One of the benefits of LLMs or generative AI models is how the technology can easily summarize large blocks of information in a way that makes sense to the user. Experts are seeing the technology being used to summarize information and provide access to information, which is helping drastically reduce the barrier to entry. Users can easily take complex information or an unfamiliar topic and have the LLM or generative AI model provide a simplified explanation to you that’s easy to understand.

Example: A patient of a family practice logs onto the practice’s website to schedule an appointment for the symptoms they’re feeling. A chatbot pops up and asks the patient to describe their symptoms. The chatbot then harnesses the patient’s account to factor in their medical history and the current symptoms before producing a possible condition. The chatbot also explains the potential condition in a way that the patient best understands.

In the above scenario, the chatbot could present the information back to the patient in a way that factors in the patient’s age range and primary language.

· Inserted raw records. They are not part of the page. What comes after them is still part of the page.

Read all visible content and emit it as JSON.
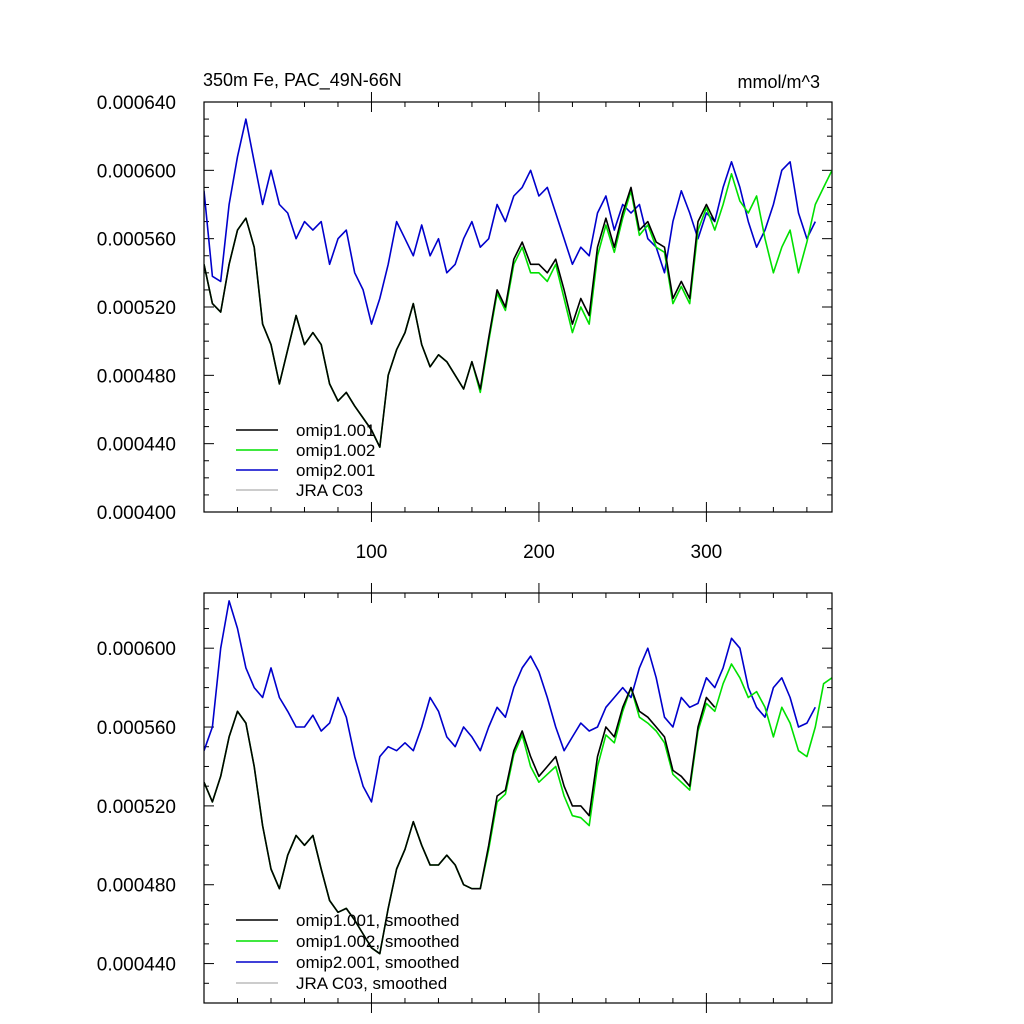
{
  "chart_data": [
    {
      "type": "line",
      "title": "350m Fe, PAC_49N-66N",
      "units": "mmol/m^3",
      "xlim": [
        0,
        375
      ],
      "ylim": [
        0.0004,
        0.00064
      ],
      "xticks": [
        100,
        200,
        300
      ],
      "xtick_labels": [
        "100",
        "200",
        "300"
      ],
      "yticks": [
        0.0004,
        0.00044,
        0.00048,
        0.00052,
        0.00056,
        0.0006,
        0.00064
      ],
      "ytick_labels": [
        "0.000400",
        "0.000440",
        "0.000480",
        "0.000520",
        "0.000560",
        "0.000600",
        "0.000640"
      ],
      "legend_position": "bottom-left",
      "series": [
        {
          "name": "omip1.001",
          "color": "#000000",
          "x": [
            0,
            5,
            10,
            15,
            20,
            25,
            30,
            35,
            40,
            45,
            50,
            55,
            60,
            65,
            70,
            75,
            80,
            85,
            90,
            95,
            100,
            105,
            110,
            115,
            120,
            125,
            130,
            135,
            140,
            145,
            150,
            155,
            160,
            165,
            170,
            175,
            180,
            185,
            190,
            195,
            200,
            205,
            210,
            215,
            220,
            225,
            230,
            235,
            240,
            245,
            250,
            255,
            260,
            265,
            270,
            275,
            280,
            285,
            290,
            295,
            300,
            305
          ],
          "y": [
            0.000545,
            0.000522,
            0.000517,
            0.000545,
            0.000565,
            0.000572,
            0.000555,
            0.00051,
            0.000498,
            0.000475,
            0.000495,
            0.000515,
            0.000498,
            0.000505,
            0.000498,
            0.000475,
            0.000465,
            0.00047,
            0.000462,
            0.000455,
            0.000448,
            0.000438,
            0.00048,
            0.000495,
            0.000505,
            0.000522,
            0.000498,
            0.000485,
            0.000492,
            0.000488,
            0.00048,
            0.000472,
            0.000488,
            0.000472,
            0.000502,
            0.00053,
            0.00052,
            0.000548,
            0.000558,
            0.000545,
            0.000545,
            0.00054,
            0.000548,
            0.00053,
            0.00051,
            0.000525,
            0.000515,
            0.000555,
            0.000572,
            0.000555,
            0.000575,
            0.00059,
            0.000565,
            0.00057,
            0.000558,
            0.000555,
            0.000525,
            0.000535,
            0.000525,
            0.00057,
            0.00058,
            0.00057
          ]
        },
        {
          "name": "omip1.002",
          "color": "#00e000",
          "x": [
            0,
            5,
            10,
            15,
            20,
            25,
            30,
            35,
            40,
            45,
            50,
            55,
            60,
            65,
            70,
            75,
            80,
            85,
            90,
            95,
            100,
            105,
            110,
            115,
            120,
            125,
            130,
            135,
            140,
            145,
            150,
            155,
            160,
            165,
            170,
            175,
            180,
            185,
            190,
            195,
            200,
            205,
            210,
            215,
            220,
            225,
            230,
            235,
            240,
            245,
            250,
            255,
            260,
            265,
            270,
            275,
            280,
            285,
            290,
            295,
            300,
            305,
            310,
            315,
            320,
            325,
            330,
            335,
            340,
            345,
            350,
            355,
            360,
            365,
            370,
            375
          ],
          "y": [
            0.000545,
            0.000522,
            0.000517,
            0.000545,
            0.000565,
            0.000572,
            0.000555,
            0.00051,
            0.000498,
            0.000475,
            0.000495,
            0.000515,
            0.000498,
            0.000505,
            0.000498,
            0.000475,
            0.000465,
            0.00047,
            0.000462,
            0.000455,
            0.000448,
            0.000438,
            0.00048,
            0.000495,
            0.000505,
            0.000522,
            0.000498,
            0.000485,
            0.000492,
            0.000488,
            0.00048,
            0.000472,
            0.000488,
            0.00047,
            0.0005,
            0.000528,
            0.000518,
            0.000545,
            0.000555,
            0.00054,
            0.00054,
            0.000535,
            0.000545,
            0.000525,
            0.000505,
            0.00052,
            0.00051,
            0.00055,
            0.000568,
            0.000552,
            0.000572,
            0.000588,
            0.000562,
            0.000568,
            0.000555,
            0.000552,
            0.000522,
            0.000532,
            0.000522,
            0.000565,
            0.000578,
            0.000565,
            0.00058,
            0.000598,
            0.000582,
            0.000575,
            0.000585,
            0.00056,
            0.00054,
            0.000555,
            0.000565,
            0.00054,
            0.000558,
            0.00058,
            0.00059,
            0.0006
          ]
        },
        {
          "name": "omip2.001",
          "color": "#0000cc",
          "x": [
            0,
            5,
            10,
            15,
            20,
            25,
            30,
            35,
            40,
            45,
            50,
            55,
            60,
            65,
            70,
            75,
            80,
            85,
            90,
            95,
            100,
            105,
            110,
            115,
            120,
            125,
            130,
            135,
            140,
            145,
            150,
            155,
            160,
            165,
            170,
            175,
            180,
            185,
            190,
            195,
            200,
            205,
            210,
            215,
            220,
            225,
            230,
            235,
            240,
            245,
            250,
            255,
            260,
            265,
            270,
            275,
            280,
            285,
            290,
            295,
            300,
            305,
            310,
            315,
            320,
            325,
            330,
            335,
            340,
            345,
            350,
            355,
            360,
            365
          ],
          "y": [
            0.000588,
            0.000538,
            0.000535,
            0.00058,
            0.000608,
            0.00063,
            0.000605,
            0.00058,
            0.0006,
            0.00058,
            0.000575,
            0.00056,
            0.00057,
            0.000565,
            0.00057,
            0.000545,
            0.00056,
            0.000565,
            0.00054,
            0.00053,
            0.00051,
            0.000525,
            0.000545,
            0.00057,
            0.00056,
            0.00055,
            0.000568,
            0.00055,
            0.00056,
            0.00054,
            0.000545,
            0.00056,
            0.00057,
            0.000555,
            0.00056,
            0.00058,
            0.00057,
            0.000585,
            0.00059,
            0.0006,
            0.000585,
            0.00059,
            0.000575,
            0.00056,
            0.000545,
            0.000555,
            0.00055,
            0.000575,
            0.000585,
            0.000565,
            0.00058,
            0.000575,
            0.00058,
            0.00056,
            0.000555,
            0.00054,
            0.00057,
            0.000588,
            0.000575,
            0.00056,
            0.000575,
            0.00057,
            0.00059,
            0.000605,
            0.00059,
            0.00057,
            0.000555,
            0.000565,
            0.00058,
            0.0006,
            0.000605,
            0.000575,
            0.00056,
            0.00057
          ]
        },
        {
          "name": "JRA C03",
          "color": "#bbbbbb",
          "x": [],
          "y": []
        }
      ]
    },
    {
      "type": "line",
      "title": "",
      "xlim": [
        0,
        375
      ],
      "ylim": [
        0.00042,
        0.000628
      ],
      "xticks": [
        100,
        200,
        300
      ],
      "yticks": [
        0.00044,
        0.00048,
        0.00052,
        0.00056,
        0.0006
      ],
      "ytick_labels": [
        "0.000440",
        "0.000480",
        "0.000520",
        "0.000560",
        "0.000600"
      ],
      "legend_position": "bottom-left",
      "series": [
        {
          "name": "omip1.001, smoothed",
          "color": "#000000",
          "x": [
            0,
            5,
            10,
            15,
            20,
            25,
            30,
            35,
            40,
            45,
            50,
            55,
            60,
            65,
            70,
            75,
            80,
            85,
            90,
            95,
            100,
            105,
            110,
            115,
            120,
            125,
            130,
            135,
            140,
            145,
            150,
            155,
            160,
            165,
            170,
            175,
            180,
            185,
            190,
            195,
            200,
            205,
            210,
            215,
            220,
            225,
            230,
            235,
            240,
            245,
            250,
            255,
            260,
            265,
            270,
            275,
            280,
            285,
            290,
            295,
            300,
            305
          ],
          "y": [
            0.000532,
            0.000522,
            0.000535,
            0.000555,
            0.000568,
            0.000562,
            0.00054,
            0.00051,
            0.000488,
            0.000478,
            0.000495,
            0.000505,
            0.0005,
            0.000505,
            0.000488,
            0.000472,
            0.000466,
            0.000468,
            0.000462,
            0.000455,
            0.000448,
            0.000445,
            0.000468,
            0.000488,
            0.000498,
            0.000512,
            0.0005,
            0.00049,
            0.00049,
            0.000495,
            0.00049,
            0.00048,
            0.000478,
            0.000478,
            0.0005,
            0.000525,
            0.000528,
            0.000548,
            0.000558,
            0.000545,
            0.000535,
            0.00054,
            0.000545,
            0.00053,
            0.00052,
            0.00052,
            0.000515,
            0.000545,
            0.00056,
            0.000555,
            0.00057,
            0.00058,
            0.000568,
            0.000565,
            0.00056,
            0.000555,
            0.000538,
            0.000535,
            0.00053,
            0.00056,
            0.000575,
            0.00057
          ]
        },
        {
          "name": "omip1.002, smoothed",
          "color": "#00e000",
          "x": [
            0,
            5,
            10,
            15,
            20,
            25,
            30,
            35,
            40,
            45,
            50,
            55,
            60,
            65,
            70,
            75,
            80,
            85,
            90,
            95,
            100,
            105,
            110,
            115,
            120,
            125,
            130,
            135,
            140,
            145,
            150,
            155,
            160,
            165,
            170,
            175,
            180,
            185,
            190,
            195,
            200,
            205,
            210,
            215,
            220,
            225,
            230,
            235,
            240,
            245,
            250,
            255,
            260,
            265,
            270,
            275,
            280,
            285,
            290,
            295,
            300,
            305,
            310,
            315,
            320,
            325,
            330,
            335,
            340,
            345,
            350,
            355,
            360,
            365,
            370,
            375
          ],
          "y": [
            0.000532,
            0.000522,
            0.000535,
            0.000555,
            0.000568,
            0.000562,
            0.00054,
            0.00051,
            0.000488,
            0.000478,
            0.000495,
            0.000505,
            0.0005,
            0.000505,
            0.000488,
            0.000472,
            0.000466,
            0.000468,
            0.000462,
            0.000455,
            0.000448,
            0.000445,
            0.000468,
            0.000488,
            0.000498,
            0.000512,
            0.0005,
            0.00049,
            0.00049,
            0.000495,
            0.00049,
            0.00048,
            0.000478,
            0.000478,
            0.000498,
            0.000522,
            0.000526,
            0.000546,
            0.000556,
            0.00054,
            0.000532,
            0.000536,
            0.00054,
            0.000525,
            0.000515,
            0.000514,
            0.00051,
            0.00054,
            0.000556,
            0.000552,
            0.000568,
            0.00058,
            0.000565,
            0.000562,
            0.000558,
            0.000552,
            0.000536,
            0.000532,
            0.000528,
            0.000558,
            0.000572,
            0.000568,
            0.000582,
            0.000592,
            0.000585,
            0.000575,
            0.000578,
            0.00057,
            0.000555,
            0.00057,
            0.000562,
            0.000548,
            0.000545,
            0.00056,
            0.000582,
            0.000585
          ]
        },
        {
          "name": "omip2.001, smoothed",
          "color": "#0000cc",
          "x": [
            0,
            5,
            10,
            15,
            20,
            25,
            30,
            35,
            40,
            45,
            50,
            55,
            60,
            65,
            70,
            75,
            80,
            85,
            90,
            95,
            100,
            105,
            110,
            115,
            120,
            125,
            130,
            135,
            140,
            145,
            150,
            155,
            160,
            165,
            170,
            175,
            180,
            185,
            190,
            195,
            200,
            205,
            210,
            215,
            220,
            225,
            230,
            235,
            240,
            245,
            250,
            255,
            260,
            265,
            270,
            275,
            280,
            285,
            290,
            295,
            300,
            305,
            310,
            315,
            320,
            325,
            330,
            335,
            340,
            345,
            350,
            355,
            360,
            365
          ],
          "y": [
            0.000548,
            0.00056,
            0.0006,
            0.000624,
            0.00061,
            0.00059,
            0.00058,
            0.000575,
            0.00059,
            0.000575,
            0.000568,
            0.00056,
            0.00056,
            0.000566,
            0.000558,
            0.000562,
            0.000575,
            0.000565,
            0.000545,
            0.00053,
            0.000522,
            0.000545,
            0.00055,
            0.000548,
            0.000552,
            0.000548,
            0.00056,
            0.000575,
            0.000568,
            0.000555,
            0.00055,
            0.00056,
            0.000555,
            0.000548,
            0.00056,
            0.00057,
            0.000565,
            0.00058,
            0.00059,
            0.000596,
            0.000588,
            0.000575,
            0.00056,
            0.000548,
            0.000555,
            0.000562,
            0.000558,
            0.00056,
            0.00057,
            0.000575,
            0.00058,
            0.000575,
            0.00059,
            0.0006,
            0.000585,
            0.000565,
            0.00056,
            0.000575,
            0.00057,
            0.000572,
            0.000585,
            0.00058,
            0.00059,
            0.000605,
            0.0006,
            0.00058,
            0.00057,
            0.000565,
            0.00058,
            0.000585,
            0.000575,
            0.00056,
            0.000562,
            0.00057
          ]
        },
        {
          "name": "JRA C03, smoothed",
          "color": "#bbbbbb",
          "x": [],
          "y": []
        }
      ]
    }
  ]
}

However, there are inherent risks with LLMs and generative AI models. Using the chatbot scenario as an example, the generated responses could include some unintentional biases, which could offend the patient or provide them with inaccurate information. This is why you must do your due diligence to ensure the technology model isn’t going to do more harm than good.

Healthcare providers and organizations need to carefully vet every LLM and generative AI model as the technology is intended to be used, especially regarding Medicare or Medicaid applications. If the model will be used with the public, then the information the technology is providing must be correct. There cannot be any gray areas, and the technology is required to benefit the beneficiaries.